# mains electric battery charger



## putties (May 18, 2005)

When my autotrail dakota (07) model is on electric hook up does the battery charger switch need to be on for the mains electric to be activated and show on the panel above the habitation door to show power on. 

I have just switched off the charger and the lights became brighter and the panel above the habitation door did show that the mains was off.
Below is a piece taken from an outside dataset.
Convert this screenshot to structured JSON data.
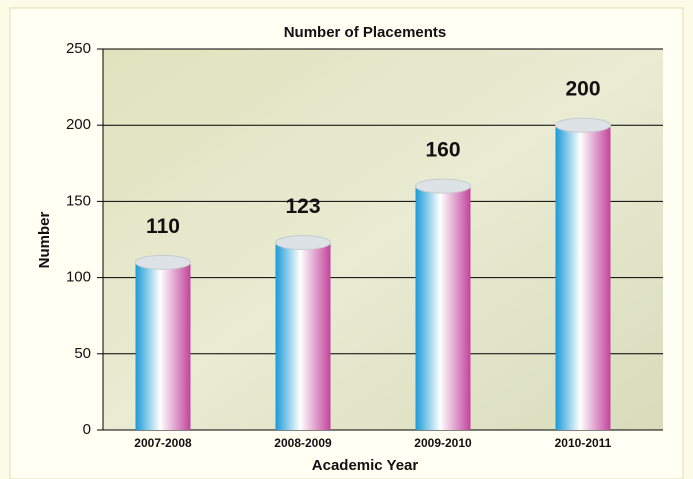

Thank you for your prompt reply


----------



## putties (May 18, 2005)

Is there anyone out there


----------



## johng1974 (Jan 17, 2007)

hi no idea on your particular van, but with most I imagine lights are brighter on Battery than on HU, due to a good battery holding higher than 12V as I understand it..

hope that helps
John


----------



## putties (May 18, 2005)

Thanks

Problem solved.

autotrail e mailed me earlier. but have only just opened mail.

Putties


----------



## chrisjrv (May 7, 2007)

Hi,
Only guessing but I would have thought that 12 volt lighting would be brighter on H.U. due to charging voltage being higher to charge battery. If you are on hook up does your fridge work OK switched to mains operation obviously and what does the control panel say? If it says the mains is off it's lying. Let us know, hopefully somebody will be along who is familiar with your system.


----------



## johng1974 (Jan 17, 2007)

hi Stickey... hmm..

mine definately brighter on batts.. sometimes deliberatly force this when I need some extra light 

mind you my van is a dino compared to everyone elses here 

edit : also , extractor fans noticeably speed up..


----------